Bridging Structured Knowledge and Data: A Unified Framework with Finance Applications
Summary: arXiv:2604.00987v1 Announce Type: cross
Abstract: We develop Structured-Knowledge-Informed Neural Networks (SKINNs), a unified estimation framework that embeds theoretical, simulated, previously learned, or cross-domain insights as differentiable constraints within flexible neural function approximation. SKINNs jointly estimate neural network parameters and economically meaningful structural parameters in a single optimization problem, enforcing theoretical consistency not only on observed data but over a broader input domain through collocation, and therefore nesting approaches such as functional GMM, Bayesian updating, transfer learning, PINNs, and surrogate modeling.
Introduction
Recent advancements in artificial intelligence have highlighted the importance of integrating structured knowledge with neural network models. The introduction of Structured-Knowledge-Informed Neural Networks (SKINNs) marks a significant step in this direction, allowing for a more comprehensive understanding of complex data-driven environments, particularly in finance.
Key Features of SKINNs
SKINNs present several innovative features that enhance their applicability in various fields, especially in finance:
- Unified Estimation Framework: SKINNs integrate both neural network parameters and structural parameters into a single optimization problem.
- Theoretical Consistency: The framework enforces theoretical consistency across a broader input domain, not just on observed data.
- Combination of Techniques: SKINNs combine various existing methodologies, including functional GMM, Bayesian updating, and surrogate modeling.

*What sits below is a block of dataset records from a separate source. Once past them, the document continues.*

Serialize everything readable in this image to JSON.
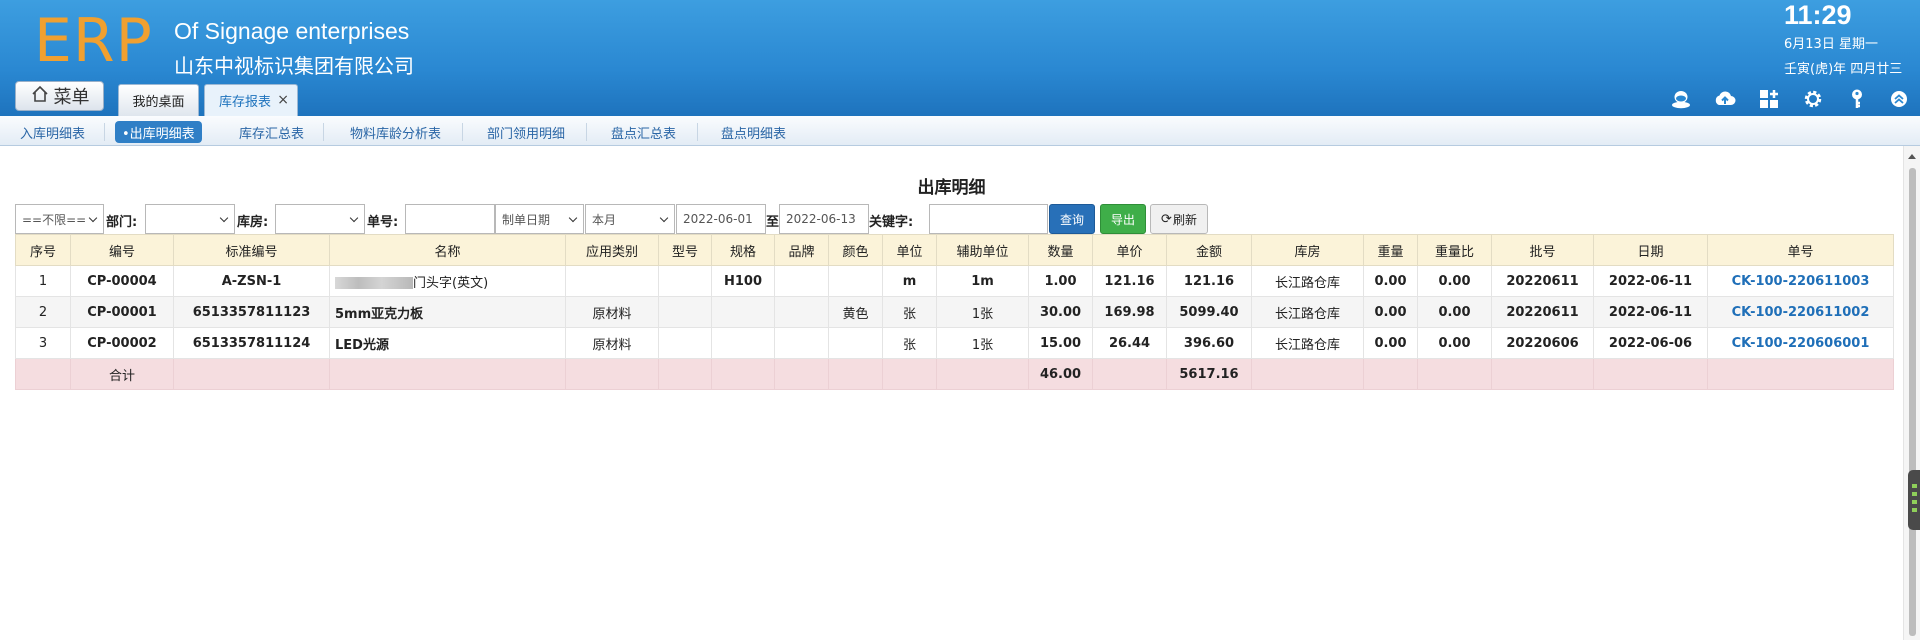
{
  "header": {
    "logo": "ERP",
    "company_en": "Of Signage enterprises",
    "company_cn": "山东中视标识集团有限公司",
    "clock": "11:29",
    "date": "6月13日 星期一",
    "lunar": "壬寅(虎)年 四月廿三",
    "menu_label": "菜单",
    "tabs": [
      {
        "label": "我的桌面"
      },
      {
        "label": "库存报表",
        "close": "×"
      }
    ],
    "icons": [
      "user-icon",
      "cloud-upload-icon",
      "apps-icon",
      "settings-gear-icon",
      "key-icon",
      "collapse-up-icon"
    ]
  },
  "subnav": [
    {
      "label": "入库明细表"
    },
    {
      "label": "•出库明细表",
      "active": true
    },
    {
      "label": "库存汇总表"
    },
    {
      "label": "物料库龄分析表"
    },
    {
      "label": "部门领用明细"
    },
    {
      "label": "盘点汇总表"
    },
    {
      "label": "盘点明细表"
    }
  ],
  "page": {
    "title": "出库明细",
    "filters": {
      "scope_select": "==不限==",
      "dept_label": "部门:",
      "dept_value": "",
      "store_label": "库房:",
      "store_value": "",
      "doc_label": "单号:",
      "doc_value": "",
      "date_type": "制单日期",
      "period": "本月",
      "date_from": "2022-06-01",
      "to_label": "至",
      "date_to": "2022-06-13",
      "keyword_label": "关键字:",
      "keyword_value": "",
      "query_button": "查询",
      "export_button": "导出",
      "refresh_button": "刷新"
    },
    "table": {
      "columns": [
        "序号",
        "编号",
        "标准编号",
        "名称",
        "应用类别",
        "型号",
        "规格",
        "品牌",
        "颜色",
        "单位",
        "辅助单位",
        "数量",
        "单价",
        "金额",
        "库房",
        "重量",
        "重量比",
        "批号",
        "日期",
        "单号"
      ],
      "rows": [
        {
          "seq": "1",
          "code": "CP-00004",
          "std_code": "A-ZSN-1",
          "name": "门头字(英文)",
          "category": "",
          "model": "",
          "spec": "H100",
          "brand": "",
          "color": "",
          "unit": "m",
          "aux_unit": "1m",
          "qty": "1.00",
          "price": "121.16",
          "amount": "121.16",
          "store": "长江路仓库",
          "weight": "0.00",
          "weight_ratio": "0.00",
          "batch": "20220611",
          "date": "2022-06-11",
          "doc_no": "CK-100-220611003"
        },
        {
          "seq": "2",
          "code": "CP-00001",
          "std_code": "6513357811123",
          "name": "5mm亚克力板",
          "category": "原材料",
          "model": "",
          "spec": "",
          "brand": "",
          "color": "黄色",
          "unit": "张",
          "aux_unit": "1张",
          "qty": "30.00",
          "price": "169.98",
          "amount": "5099.40",
          "store": "长江路仓库",
          "weight": "0.00",
          "weight_ratio": "0.00",
          "batch": "20220611",
          "date": "2022-06-11",
          "doc_no": "CK-100-220611002"
        },
        {
          "seq": "3",
          "code": "CP-00002",
          "std_code": "6513357811124",
          "name": "LED光源",
          "category": "原材料",
          "model": "",
          "spec": "",
          "brand": "",
          "color": "",
          "unit": "张",
          "aux_unit": "1张",
          "qty": "15.00",
          "price": "26.44",
          "amount": "396.60",
          "store": "长江路仓库",
          "weight": "0.00",
          "weight_ratio": "0.00",
          "batch": "20220606",
          "date": "2022-06-06",
          "doc_no": "CK-100-220606001"
        }
      ],
      "total": {
        "label": "合计",
        "qty": "46.00",
        "amount": "5617.16"
      }
    }
  }
}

- Asymptotic Properties: They define a class of M-estimators that are consistent and asymptotically normal, ensuring robustness in parameter recovery.

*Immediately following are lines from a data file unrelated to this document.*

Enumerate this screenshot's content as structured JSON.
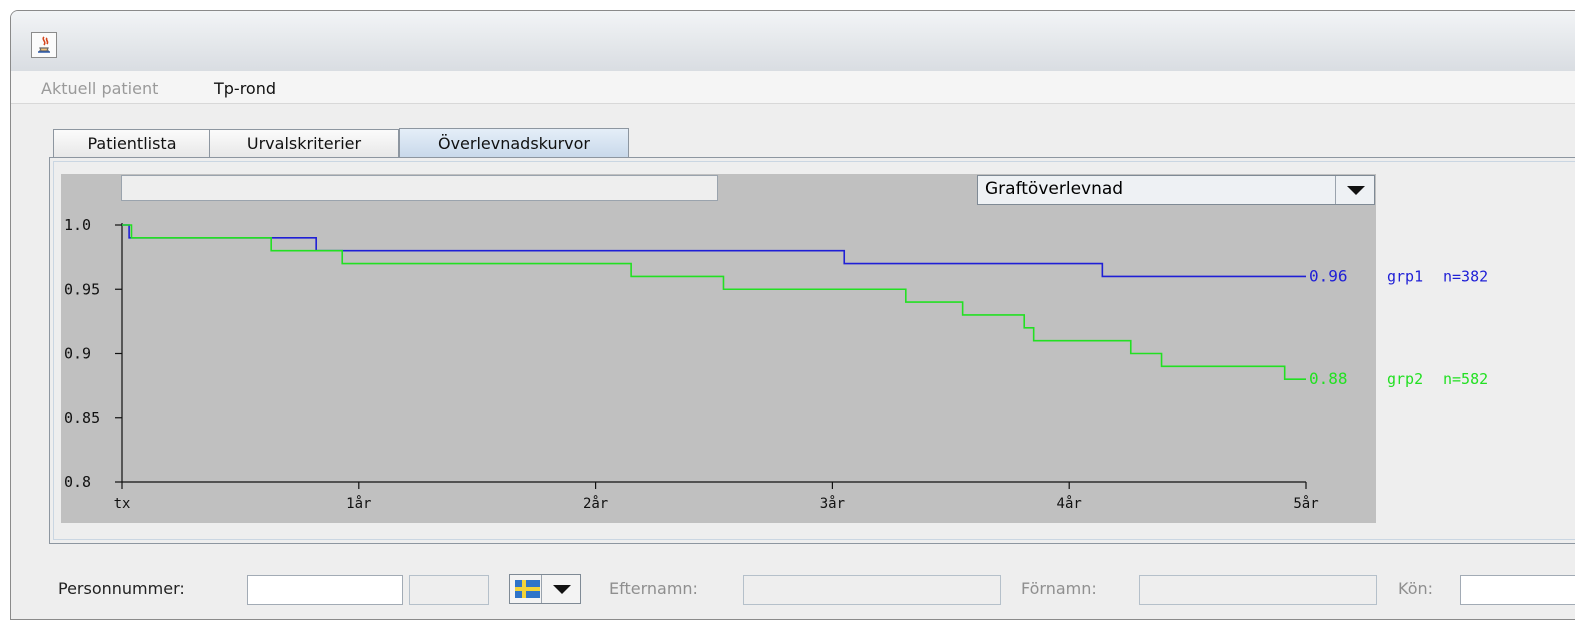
{
  "window": {
    "icon": "java-app-icon"
  },
  "menubar": {
    "items": [
      {
        "label": "Aktuell patient",
        "enabled": false
      },
      {
        "label": "Tp-rond",
        "enabled": true
      }
    ]
  },
  "tabs": [
    {
      "label": "Patientlista",
      "selected": false
    },
    {
      "label": "Urvalskriterier",
      "selected": false
    },
    {
      "label": "Överlevnadskurvor",
      "selected": true
    }
  ],
  "chart_controls": {
    "title_value": "",
    "curve_type": {
      "selected": "Graftöverlevnad",
      "icon": "chevron-down-icon"
    }
  },
  "chart_data": {
    "type": "line",
    "step": true,
    "ylim": [
      0.8,
      1.0
    ],
    "xlim": [
      0,
      5
    ],
    "yticks": [
      {
        "value": 1.0,
        "label": "1.0"
      },
      {
        "value": 0.95,
        "label": "0.95"
      },
      {
        "value": 0.9,
        "label": "0.9"
      },
      {
        "value": 0.85,
        "label": "0.85"
      },
      {
        "value": 0.8,
        "label": "0.8"
      }
    ],
    "xticks": [
      {
        "value": 0,
        "label": "tx"
      },
      {
        "value": 1,
        "label": "1år"
      },
      {
        "value": 2,
        "label": "2år"
      },
      {
        "value": 3,
        "label": "3år"
      },
      {
        "value": 4,
        "label": "4år"
      },
      {
        "value": 5,
        "label": "5år"
      }
    ],
    "series": [
      {
        "name": "grp1",
        "n_label": "n=382",
        "end_label": "0.96",
        "color": "#1f1fd6",
        "x": [
          0,
          0.01,
          0.03,
          0.63,
          0.81,
          0.82,
          3.04,
          3.05,
          4.13,
          4.14,
          5.0
        ],
        "y": [
          1.0,
          1.0,
          0.99,
          0.99,
          0.99,
          0.98,
          0.98,
          0.97,
          0.97,
          0.96,
          0.96
        ]
      },
      {
        "name": "grp2",
        "n_label": "n=582",
        "end_label": "0.88",
        "color": "#22e022",
        "x": [
          0,
          0.02,
          0.04,
          0.62,
          0.63,
          0.92,
          0.93,
          2.14,
          2.15,
          2.53,
          2.54,
          3.3,
          3.31,
          3.54,
          3.55,
          3.8,
          3.81,
          3.84,
          3.85,
          4.25,
          4.26,
          4.38,
          4.39,
          4.9,
          4.91,
          5.0
        ],
        "y": [
          1.0,
          1.0,
          0.99,
          0.99,
          0.98,
          0.98,
          0.97,
          0.97,
          0.96,
          0.96,
          0.95,
          0.95,
          0.94,
          0.94,
          0.93,
          0.93,
          0.92,
          0.92,
          0.91,
          0.91,
          0.9,
          0.9,
          0.89,
          0.89,
          0.88,
          0.88
        ]
      }
    ]
  },
  "search": {
    "personnummer_label": "Personnummer:",
    "personnummer_value": "",
    "personnummer_suffix_value": "",
    "country_flag_icon": "sweden-flag-icon",
    "efternamn_label": "Efternamn:",
    "efternamn_value": "",
    "fornamn_label": "Förnamn:",
    "fornamn_value": "",
    "kon_label": "Kön:",
    "kon_value": ""
  }
}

Identification of Structural Parameters
One of the significant advantages of SKINNs is their ability to identify structural parameters while maintaining joint flexibility. This characteristic is vital in the context of finance, where market conditions can change rapidly. The framework provides:
- Generalization Bounds: SKINNs offer generalization and target-risk bounds, which are crucial for managing risks in financial portfolios.
- Bias-Variance Tradeoff: A restricted-optimal characterization of the weighting parameter governs the bias-variance tradeoff, enhancing model performance.
Financial Applications
An illustrative application of SKINNs in option pricing demonstrates their potential to improve financial decision-making:
- Out-of-Sample Valuation: SKINNs significantly enhance out-of-sample valuation and hedging performance, especially during periods of high volatility.
- Parameter Recovery: The framework recovers economically interpretable structural parameters, providing insights into market dynamics.
- Stability: Compared to conventional calibration methods, SKINNs exhibit improved stability in parameter estimation.
Conclusion
In summary, SKINNs represent a groundbreaking advancement in econometric frameworks by combining model-based reasoning with high-dimensional, data-driven estimation. Their application in finance, particularly in option pricing, showcases their potential to transform traditional approaches, offering enhanced performance and stability in parameter estimation.